Top judge’s sentence for extortion charges associated with illicit drugs trade taints late Venezuelan president and party

 

 

It was meant to be a relaxing holiday at Disney World for Benny Palmeri-Bacchi, a senior Venezuelan judge, and his family. A chance to unwind at the Florida fantasy land from the stresses of the job.

But the fairytale vacation quickly became a nightmare when his plane from Caracas was greeted by federal agents at Miami airport and he found himself carted off to jail.

Now, after a secretive and far-reaching inquiry by US investigators into links between Venezuelan government officials and Colombian drugs cartels, Palmeri, 46, will be spending at least 20 years in prison.

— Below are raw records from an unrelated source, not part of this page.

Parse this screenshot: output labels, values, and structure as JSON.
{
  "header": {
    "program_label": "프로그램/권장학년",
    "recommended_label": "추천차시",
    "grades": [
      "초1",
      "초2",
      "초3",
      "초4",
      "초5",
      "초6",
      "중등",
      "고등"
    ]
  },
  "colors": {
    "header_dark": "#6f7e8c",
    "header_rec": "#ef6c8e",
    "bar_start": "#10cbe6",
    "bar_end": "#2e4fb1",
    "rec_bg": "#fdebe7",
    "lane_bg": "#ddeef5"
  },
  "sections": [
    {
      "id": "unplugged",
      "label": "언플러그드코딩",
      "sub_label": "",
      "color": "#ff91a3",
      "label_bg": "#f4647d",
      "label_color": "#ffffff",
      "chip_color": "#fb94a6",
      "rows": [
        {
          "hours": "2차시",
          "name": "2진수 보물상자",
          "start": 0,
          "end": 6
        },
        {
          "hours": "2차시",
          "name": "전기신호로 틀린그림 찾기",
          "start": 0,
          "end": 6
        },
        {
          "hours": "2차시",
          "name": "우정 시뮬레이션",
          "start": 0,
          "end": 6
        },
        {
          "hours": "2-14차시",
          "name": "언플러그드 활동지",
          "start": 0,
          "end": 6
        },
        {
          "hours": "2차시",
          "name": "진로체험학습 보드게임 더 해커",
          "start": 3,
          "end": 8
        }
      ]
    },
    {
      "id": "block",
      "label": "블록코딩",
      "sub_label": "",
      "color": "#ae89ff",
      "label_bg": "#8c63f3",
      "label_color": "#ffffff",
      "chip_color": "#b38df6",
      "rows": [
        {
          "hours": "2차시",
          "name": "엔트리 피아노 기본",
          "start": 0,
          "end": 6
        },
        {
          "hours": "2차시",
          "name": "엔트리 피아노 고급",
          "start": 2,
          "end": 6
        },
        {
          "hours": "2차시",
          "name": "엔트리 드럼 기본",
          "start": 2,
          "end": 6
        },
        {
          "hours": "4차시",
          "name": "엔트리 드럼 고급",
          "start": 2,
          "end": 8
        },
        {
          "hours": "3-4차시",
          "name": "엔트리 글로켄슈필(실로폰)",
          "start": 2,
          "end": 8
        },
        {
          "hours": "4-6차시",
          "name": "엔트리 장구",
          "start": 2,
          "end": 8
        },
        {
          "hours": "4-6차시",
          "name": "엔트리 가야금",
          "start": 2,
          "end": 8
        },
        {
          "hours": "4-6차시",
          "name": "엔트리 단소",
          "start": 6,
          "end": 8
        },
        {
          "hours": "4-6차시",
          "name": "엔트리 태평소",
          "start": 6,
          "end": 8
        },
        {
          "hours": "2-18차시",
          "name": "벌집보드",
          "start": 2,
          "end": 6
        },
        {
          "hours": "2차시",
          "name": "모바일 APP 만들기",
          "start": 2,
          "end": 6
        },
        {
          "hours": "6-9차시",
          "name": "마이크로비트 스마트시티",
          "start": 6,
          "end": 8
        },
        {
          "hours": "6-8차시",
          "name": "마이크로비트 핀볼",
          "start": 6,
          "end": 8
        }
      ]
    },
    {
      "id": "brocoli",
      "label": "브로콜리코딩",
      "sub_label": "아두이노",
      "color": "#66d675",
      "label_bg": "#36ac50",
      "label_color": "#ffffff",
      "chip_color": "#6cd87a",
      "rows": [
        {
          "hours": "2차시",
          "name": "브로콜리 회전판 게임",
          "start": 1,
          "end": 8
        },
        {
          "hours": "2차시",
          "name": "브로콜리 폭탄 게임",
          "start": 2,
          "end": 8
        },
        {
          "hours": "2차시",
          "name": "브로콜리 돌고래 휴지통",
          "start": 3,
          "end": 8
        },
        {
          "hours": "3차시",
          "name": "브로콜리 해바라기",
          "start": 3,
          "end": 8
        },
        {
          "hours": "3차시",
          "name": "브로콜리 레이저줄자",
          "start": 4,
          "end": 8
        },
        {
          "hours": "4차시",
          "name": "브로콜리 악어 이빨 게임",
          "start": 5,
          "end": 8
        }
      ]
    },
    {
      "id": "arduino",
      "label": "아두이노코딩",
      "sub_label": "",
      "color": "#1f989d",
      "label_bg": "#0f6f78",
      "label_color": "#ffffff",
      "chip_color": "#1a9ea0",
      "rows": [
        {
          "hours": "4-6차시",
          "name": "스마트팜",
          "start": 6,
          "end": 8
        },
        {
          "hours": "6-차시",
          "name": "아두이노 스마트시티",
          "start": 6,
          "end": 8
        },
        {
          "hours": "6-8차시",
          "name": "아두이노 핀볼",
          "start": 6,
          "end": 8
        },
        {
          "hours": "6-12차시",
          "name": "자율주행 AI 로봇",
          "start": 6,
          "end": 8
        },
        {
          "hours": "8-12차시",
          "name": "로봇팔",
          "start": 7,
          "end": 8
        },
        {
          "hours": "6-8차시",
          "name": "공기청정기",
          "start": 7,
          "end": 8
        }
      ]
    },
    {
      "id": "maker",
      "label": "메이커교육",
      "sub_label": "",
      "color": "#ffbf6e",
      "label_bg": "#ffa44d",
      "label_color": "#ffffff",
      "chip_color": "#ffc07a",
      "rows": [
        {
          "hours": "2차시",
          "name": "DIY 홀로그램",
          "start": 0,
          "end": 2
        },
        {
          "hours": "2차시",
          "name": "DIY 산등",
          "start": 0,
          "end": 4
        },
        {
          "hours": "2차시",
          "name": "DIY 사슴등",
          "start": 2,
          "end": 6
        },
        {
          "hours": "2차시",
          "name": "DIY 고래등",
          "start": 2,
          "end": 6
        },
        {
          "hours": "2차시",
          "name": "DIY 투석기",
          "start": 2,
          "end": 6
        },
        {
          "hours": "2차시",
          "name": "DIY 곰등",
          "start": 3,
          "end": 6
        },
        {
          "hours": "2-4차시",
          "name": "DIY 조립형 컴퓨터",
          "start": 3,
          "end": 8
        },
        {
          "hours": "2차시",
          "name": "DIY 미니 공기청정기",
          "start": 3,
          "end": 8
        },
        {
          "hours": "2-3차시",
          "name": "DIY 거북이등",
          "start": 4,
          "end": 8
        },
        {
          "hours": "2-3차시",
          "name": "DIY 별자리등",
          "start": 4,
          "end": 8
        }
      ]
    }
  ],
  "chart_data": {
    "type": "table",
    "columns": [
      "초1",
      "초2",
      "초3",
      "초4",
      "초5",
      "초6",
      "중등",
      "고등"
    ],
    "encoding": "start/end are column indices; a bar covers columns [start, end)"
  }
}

Prosecutors had accused Palmeri of taking bribes to ease shipments of cocaine through Venezuela to Mexico and the Caribbean for distribution in the US, and his admission of guilt in a federal court in Miami this week – on money laundering, conspiracy and extortion charges – marks the first time an ally of the late Venezuelan president Hugo Chavez has been tied to the Colombian drugs trade.

The prosecutors dropped a charge claiming Palmeri was involved in the distribution of cocaine in return for his pleading guilty on the three other counts, each of which carries a 20-year jail term.

Harry Landen, a Venezuela expert and professor of political science at the University of South Florida, said of the case: “Whether the Venezuelan government is embarrassed by this depends on how senior this judge was, how close he was to the previous party of Chavez or the new party of Maduro, and who he knew. If they’re smart they’ll write him off as a rogue agent, someone acting on his own and whose activities they condemn completely.”

Palmeri’s plea deal recommends that his terms be served concurrently, although the US district court judge Ursula Ungaro has the discretion at the sentencing hearing in February to make them run consecutively.

The case against Palmeri was based largely on assistance from informants and built by a team of Miami narcotics investigators led by the veteran justice department prosecutor Richard Gregorie – who had brought down the Panamanian dictator Manuel Noriega in 1992.

According to Gregorie, Palmeri frequently took bribes to help Venezuelan-based cartel members continue their activities, and used “force, violence and fear” to extract money or ensure silence.

In one instance, the indictment alleged, Palmeri threatened an estate agent by e-mailing photographs of a man being murdered and videos of prisoners being sodomised in Venezuelan prisons.

Authorities saw an opportunity to get Palmer when he applied for a visa at the US embassy in Caracas for his family holiday to Florida. Palmeri’s Miami-based lawyer, Edward Abramson, told the court at his initial appearance after his arrest in July, that his client had walked into “a bear trap” of the US government’s creation.

At first Palmeri had pleaded not guilty to all charges but changed his mind apparently in return for co-operating with investigators. Prosecutors dropped the distribution charge, which carried a sentence of life.

Gregorie’s office did not respond to a request from the Guardian for comment.

Palmeri was one of three men indicted in December 2013 by department of justice investigators looking into the Cartel of the Suns, a loose alliance of government and military officials in the government of long-time Venezuelan president Chavez, before his death last year . All were believed to be conspiring with the Colombians.

The biggest fish slipped the net in the summer.

Hugo Carvajal Barrios, a general and the country’s former military intelligence chief, was arrested in Aruba in July at the request of the US, when he arrived to take up his new role as Venezuela’s consul-general on the Netherlands-controlled Caribbean island.

Carvajal, named by the US Treasury department in 2008 as a “drugs kingpin”, assisted the narcotics trafficking activities of the Revolutionary Armed Forces of Colombia (Farc) according to his indictment. But instead of sending him to Miami to face trial, the Dutch government bowed to pressure from a delegation of Venezuelan officials sent to the island, and released him.

Nicolas Maduro, who succeeded Chavez as president, complained that Carvajal had been kidnapped despite his diplomatic immunity, and threatened economic reprisals against Aruba.